I'm not sure about breakup advice. Maybe if you watch a few movies about screwed-up relationships (like Single White Female or Fatal Attraction) you'll almost be glad to be single.

Nice Brave Little Toaster reference. That movie is so twisted (but in a good way).

Anonymous said...

ill second the dayquil.. and add netflix ... and a highspeed internet connection... that combo can get me through just about anything!!!
and sometimes... writing about it helps..
xoxo

Shannon said...

Thanks! I don't want to write too much, since he stops by here on occasion. I'd rather be single than be in a relationship that doesn't work, so I'll definitely be ok.

But, then again, it's raining and gross and I have a cold and my boyfriend and I broke up. Wah!

Anonymous said...

hot shower, comfy clothes, mac n cheese and a stupid dvd like super troopers... and you'll be ok!

Kristen S. said...

Jack Daniels! Sheesh! If you want to get all pretentious, you can make that JD into a hot toddy by heating it up w/some honey & lemon.

When I had a bad break up, my friends made me go rowing with them at Fletcher's. How is rowing upriver on the stinky Potomac a curative, I ask?

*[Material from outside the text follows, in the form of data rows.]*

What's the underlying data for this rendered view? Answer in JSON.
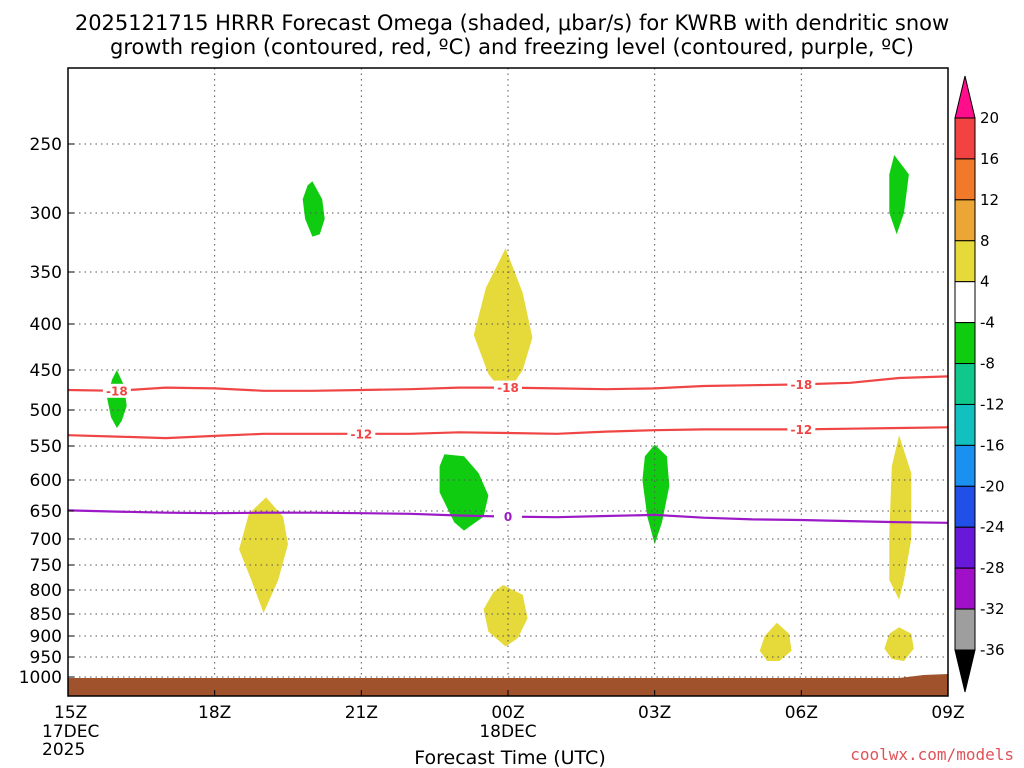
{
  "chart_data": {
    "type": "time-height",
    "title_line1": "2025121715 HRRR Forecast Omega (shaded, μbar/s) for KWRB with dendritic snow",
    "title_line2": "growth region (contoured, red, ºC) and freezing level (contoured, purple, ºC)",
    "xlabel": "Forecast Time (UTC)",
    "ylabel": "",
    "credit": "coolwx.com/models",
    "x_hours": [
      0,
      3,
      6,
      9,
      12,
      15,
      18
    ],
    "x_tick_labels": [
      "15Z",
      "18Z",
      "21Z",
      "00Z",
      "03Z",
      "06Z",
      "09Z"
    ],
    "x_sub_labels": [
      {
        "hour": 0,
        "lines": [
          "17DEC",
          "2025"
        ]
      },
      {
        "hour": 9,
        "lines": [
          "18DEC"
        ]
      }
    ],
    "y_levels_hpa": [
      250,
      300,
      350,
      400,
      450,
      500,
      550,
      600,
      650,
      700,
      750,
      800,
      850,
      900,
      950,
      1000
    ],
    "xlim": [
      0,
      18
    ],
    "ylim": [
      200,
      1010
    ],
    "colorbar": {
      "ticks": [
        "20",
        "16",
        "12",
        "8",
        "4",
        "-4",
        "-8",
        "-12",
        "-16",
        "-20",
        "-24",
        "-28",
        "-32",
        "-36"
      ],
      "colors": [
        "#ff0d8a",
        "#f24242",
        "#f07a2a",
        "#eba635",
        "#e6d93a",
        "#ffffff",
        "#10cc10",
        "#10c88c",
        "#13c0c0",
        "#1a90f0",
        "#2050e8",
        "#6818d8",
        "#a010c8",
        "#9e9e9e",
        "#000000"
      ]
    },
    "contours": [
      {
        "name": "-18",
        "color": "#f04545",
        "label": "-18",
        "points": [
          [
            0,
            475
          ],
          [
            1,
            476
          ],
          [
            2,
            472
          ],
          [
            3,
            473
          ],
          [
            4,
            476
          ],
          [
            5,
            476
          ],
          [
            6,
            475
          ],
          [
            7,
            474
          ],
          [
            8,
            472
          ],
          [
            9,
            472
          ],
          [
            10,
            473
          ],
          [
            11,
            474
          ],
          [
            12,
            473
          ],
          [
            13,
            470
          ],
          [
            14,
            469
          ],
          [
            15,
            468
          ],
          [
            16,
            466
          ],
          [
            17,
            460
          ],
          [
            18,
            458
          ]
        ],
        "label_hours": [
          1,
          9,
          15
        ]
      },
      {
        "name": "-12",
        "color": "#f04545",
        "label": "-12",
        "points": [
          [
            0,
            535
          ],
          [
            1,
            537
          ],
          [
            2,
            539
          ],
          [
            3,
            536
          ],
          [
            4,
            533
          ],
          [
            5,
            533
          ],
          [
            6,
            533
          ],
          [
            7,
            533
          ],
          [
            8,
            531
          ],
          [
            9,
            532
          ],
          [
            10,
            533
          ],
          [
            11,
            530
          ],
          [
            12,
            528
          ],
          [
            13,
            527
          ],
          [
            14,
            527
          ],
          [
            15,
            527
          ],
          [
            16,
            526
          ],
          [
            17,
            525
          ],
          [
            18,
            524
          ]
        ],
        "label_hours": [
          6,
          15
        ]
      },
      {
        "name": "0",
        "color": "#9b1ac6",
        "label": "0",
        "points": [
          [
            0,
            649
          ],
          [
            1,
            651
          ],
          [
            2,
            653
          ],
          [
            3,
            654
          ],
          [
            4,
            653
          ],
          [
            5,
            653
          ],
          [
            6,
            654
          ],
          [
            7,
            655
          ],
          [
            8,
            658
          ],
          [
            9,
            660
          ],
          [
            10,
            661
          ],
          [
            11,
            659
          ],
          [
            12,
            657
          ],
          [
            13,
            662
          ],
          [
            14,
            665
          ],
          [
            15,
            666
          ],
          [
            16,
            668
          ],
          [
            17,
            670
          ],
          [
            18,
            671
          ]
        ],
        "label_hours": [
          9
        ]
      }
    ],
    "omega_regions": [
      {
        "sign": "negative",
        "range": "-4 to -8",
        "color": "#10cc10",
        "center": [
          1,
          490
        ],
        "points": [
          [
            1,
            450
          ],
          [
            1.15,
            470
          ],
          [
            1.2,
            495
          ],
          [
            1.1,
            515
          ],
          [
            1,
            525
          ],
          [
            0.88,
            510
          ],
          [
            0.8,
            485
          ],
          [
            0.9,
            462
          ]
        ]
      },
      {
        "sign": "negative",
        "range": "-4 to -8",
        "color": "#10cc10",
        "center": [
          5,
          300
        ],
        "points": [
          [
            5,
            277
          ],
          [
            5.2,
            290
          ],
          [
            5.25,
            305
          ],
          [
            5.15,
            318
          ],
          [
            5,
            320
          ],
          [
            4.85,
            305
          ],
          [
            4.8,
            290
          ],
          [
            4.9,
            280
          ]
        ]
      },
      {
        "sign": "negative",
        "range": "-4 to -8",
        "color": "#10cc10",
        "center": [
          8.2,
          620
        ],
        "points": [
          [
            7.7,
            562
          ],
          [
            8.1,
            565
          ],
          [
            8.4,
            590
          ],
          [
            8.6,
            625
          ],
          [
            8.5,
            660
          ],
          [
            8.1,
            685
          ],
          [
            7.9,
            670
          ],
          [
            7.6,
            620
          ],
          [
            7.6,
            580
          ]
        ]
      },
      {
        "sign": "negative",
        "range": "-4 to -8",
        "color": "#10cc10",
        "center": [
          12,
          620
        ],
        "points": [
          [
            12,
            548
          ],
          [
            12.25,
            565
          ],
          [
            12.3,
            610
          ],
          [
            12.15,
            670
          ],
          [
            12,
            710
          ],
          [
            11.85,
            660
          ],
          [
            11.75,
            600
          ],
          [
            11.8,
            565
          ]
        ]
      },
      {
        "sign": "negative",
        "range": "-4 to -8",
        "color": "#10cc10",
        "center": [
          16.9,
          280
        ],
        "points": [
          [
            16.9,
            258
          ],
          [
            17.2,
            272
          ],
          [
            17.1,
            300
          ],
          [
            16.95,
            318
          ],
          [
            16.8,
            300
          ],
          [
            16.8,
            272
          ]
        ]
      },
      {
        "sign": "positive",
        "range": "4 to 8",
        "color": "#e6d93a",
        "center": [
          9,
          405
        ],
        "points": [
          [
            8.95,
            330
          ],
          [
            9.3,
            370
          ],
          [
            9.5,
            415
          ],
          [
            9.3,
            450
          ],
          [
            8.95,
            482
          ],
          [
            8.6,
            455
          ],
          [
            8.3,
            412
          ],
          [
            8.55,
            365
          ]
        ]
      },
      {
        "sign": "positive",
        "range": "4 to 8",
        "color": "#e6d93a",
        "center": [
          4,
          730
        ],
        "points": [
          [
            4.05,
            628
          ],
          [
            4.4,
            660
          ],
          [
            4.5,
            710
          ],
          [
            4.3,
            780
          ],
          [
            4,
            848
          ],
          [
            3.75,
            780
          ],
          [
            3.5,
            720
          ],
          [
            3.7,
            655
          ]
        ]
      },
      {
        "sign": "positive",
        "range": "4 to 8",
        "color": "#e6d93a",
        "center": [
          9,
          860
        ],
        "points": [
          [
            8.9,
            790
          ],
          [
            9.3,
            810
          ],
          [
            9.4,
            860
          ],
          [
            9.2,
            905
          ],
          [
            8.95,
            925
          ],
          [
            8.6,
            890
          ],
          [
            8.5,
            840
          ],
          [
            8.7,
            805
          ]
        ]
      },
      {
        "sign": "positive",
        "range": "4 to 8",
        "color": "#e6d93a",
        "center": [
          14.5,
          935
        ],
        "points": [
          [
            14.5,
            870
          ],
          [
            14.75,
            895
          ],
          [
            14.8,
            935
          ],
          [
            14.55,
            960
          ],
          [
            14.3,
            960
          ],
          [
            14.15,
            935
          ],
          [
            14.25,
            900
          ]
        ]
      },
      {
        "sign": "positive",
        "range": "4 to 8",
        "color": "#e6d93a",
        "center": [
          17,
          660
        ],
        "points": [
          [
            17,
            535
          ],
          [
            17.25,
            590
          ],
          [
            17.25,
            700
          ],
          [
            17.1,
            780
          ],
          [
            17,
            820
          ],
          [
            16.8,
            780
          ],
          [
            16.8,
            690
          ],
          [
            16.85,
            580
          ]
        ]
      },
      {
        "sign": "positive",
        "range": "4 to 8",
        "color": "#e6d93a",
        "center": [
          17,
          920
        ],
        "points": [
          [
            17,
            880
          ],
          [
            17.25,
            895
          ],
          [
            17.3,
            930
          ],
          [
            17.1,
            960
          ],
          [
            16.85,
            955
          ],
          [
            16.7,
            930
          ],
          [
            16.8,
            895
          ]
        ]
      }
    ]
  }
}
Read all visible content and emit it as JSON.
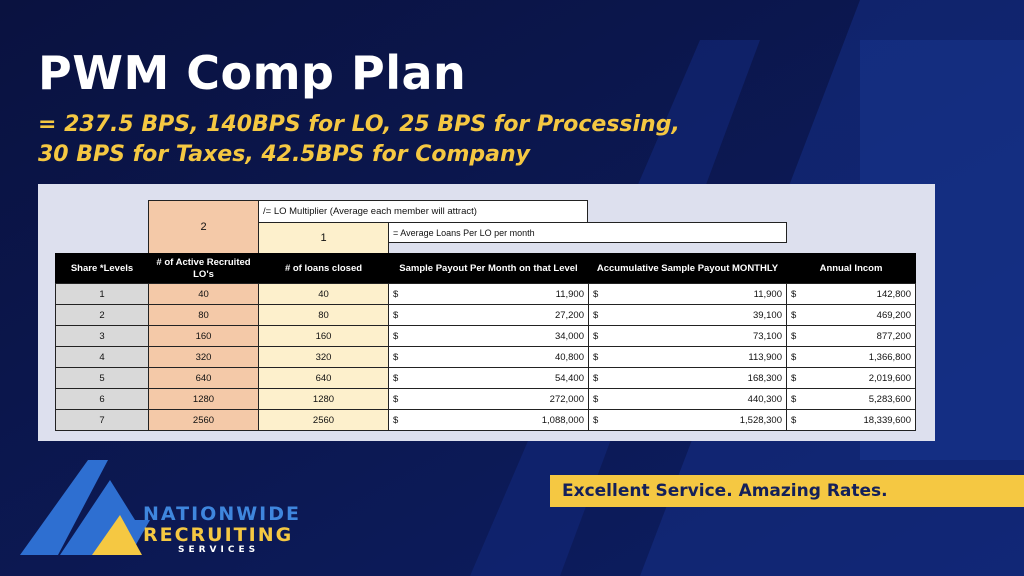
{
  "header": {
    "title": "PWM Comp Plan",
    "subtitle_lines": [
      "= 237.5 BPS, 140BPS for LO, 25 BPS for Processing,",
      "30 BPS for Taxes, 42.5BPS for Company"
    ]
  },
  "table": {
    "multiplier": "2",
    "multiplier_note": "/= LO Multiplier (Average each member will attract)",
    "loans_per_lo": "1",
    "loans_per_lo_note": "= Average Loans Per LO per month",
    "currency": "$",
    "headers": [
      "Share *Levels",
      "# of Active Recruited LO's",
      "# of loans closed",
      "Sample Payout Per Month on that Level",
      "Accumulative Sample Payout  MONTHLY",
      "Annual Incom"
    ],
    "rows": [
      [
        "1",
        "40",
        "40",
        "11,900",
        "11,900",
        "142,800"
      ],
      [
        "2",
        "80",
        "80",
        "27,200",
        "39,100",
        "469,200"
      ],
      [
        "3",
        "160",
        "160",
        "34,000",
        "73,100",
        "877,200"
      ],
      [
        "4",
        "320",
        "320",
        "40,800",
        "113,900",
        "1,366,800"
      ],
      [
        "5",
        "640",
        "640",
        "54,400",
        "168,300",
        "2,019,600"
      ],
      [
        "6",
        "1280",
        "1280",
        "272,000",
        "440,300",
        "5,283,600"
      ],
      [
        "7",
        "2560",
        "2560",
        "1,088,000",
        "1,528,300",
        "18,339,600"
      ]
    ]
  },
  "tagline": "Excellent Service. Amazing Rates.",
  "logo": {
    "line1": "NATIONWIDE",
    "line2": "RECRUITING",
    "line3": "SERVICES"
  }
}
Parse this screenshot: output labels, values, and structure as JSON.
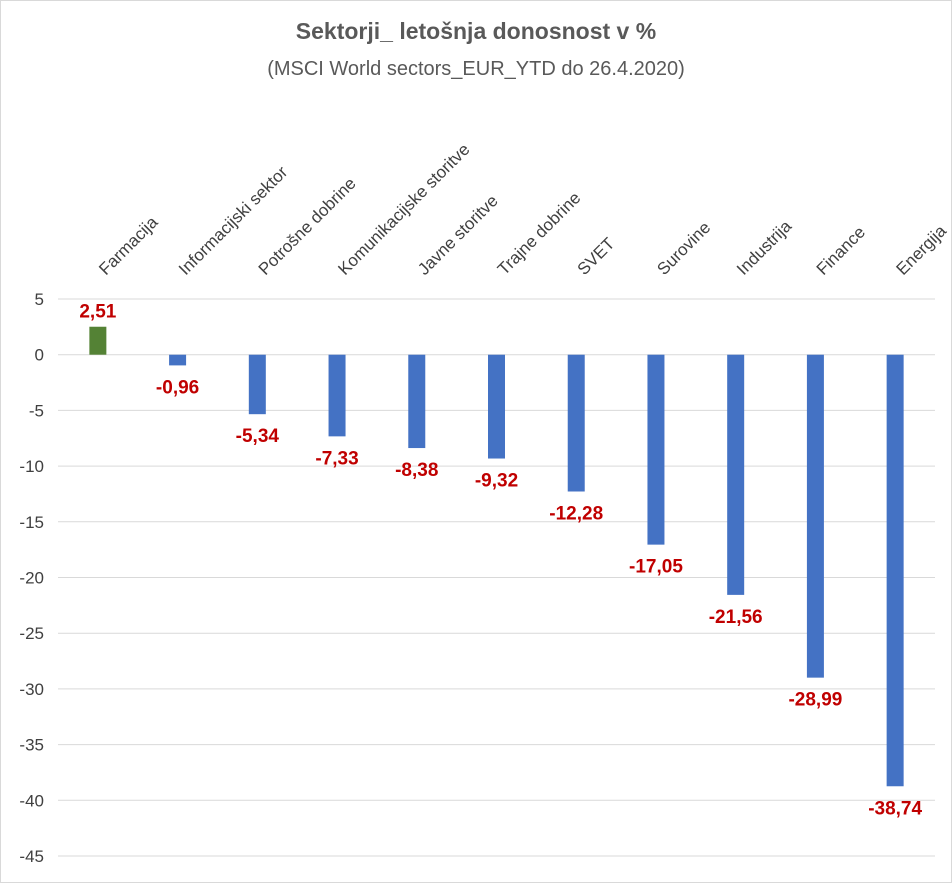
{
  "chart_data": {
    "type": "bar",
    "title": "Sektorji_ letošnja donosnost v %",
    "subtitle": "(MSCI World sectors_EUR_YTD do 26.4.2020)",
    "categories": [
      "Farmacija",
      "Informacijski sektor",
      "Potrošne dobrine",
      "Komunikacijske storitve",
      "Javne storitve",
      "Trajne dobrine",
      "SVET",
      "Surovine",
      "Industrija",
      "Finance",
      "Energija"
    ],
    "values": [
      2.51,
      -0.96,
      -5.34,
      -7.33,
      -8.38,
      -9.32,
      -12.28,
      -17.05,
      -21.56,
      -28.99,
      -38.74
    ],
    "data_labels": [
      "2,51",
      "-0,96",
      "-5,34",
      "-7,33",
      "-8,38",
      "-9,32",
      "-12,28",
      "-17,05",
      "-21,56",
      "-28,99",
      "-38,74"
    ],
    "ylim": [
      -45,
      5
    ],
    "yticks": [
      5,
      0,
      -5,
      -10,
      -15,
      -20,
      -25,
      -30,
      -35,
      -40,
      -45
    ],
    "ytick_labels": [
      "5",
      "0",
      "-5",
      "-10",
      "-15",
      "-20",
      "-25",
      "-30",
      "-35",
      "-40",
      "-45"
    ],
    "grid": true,
    "xlabel": "",
    "ylabel": "",
    "colors": {
      "positive": "#548235",
      "negative": "#4472c4",
      "label": "#c00000",
      "grid": "#d9d9d9",
      "text": "#595959"
    }
  }
}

I guess I'm kind of a wallowing gal.

Shannon said...

Rowing? Seriously? Hard physical labor is not soothing!

Jeff said...

Best cold remedy - Irish Whiskey Punch: In a rocks glass pour 1.5 - 2 shots of good Irish whiskey (Jameson's is my personal fav), fill with hot water (boiling like from a tea kettle), one tablespoon of sugar, 3 whole cloves, and a lemon wedge. I stick the cloves in the lemon wedge so as not to swallow the damn things. Administer this connocotion as frequently as you like. Administer enough of it often enough and the whole breakup wallowing will disappear as well... The troubles won;t be gone but teh way you'll be feeling....who cares? Cheers!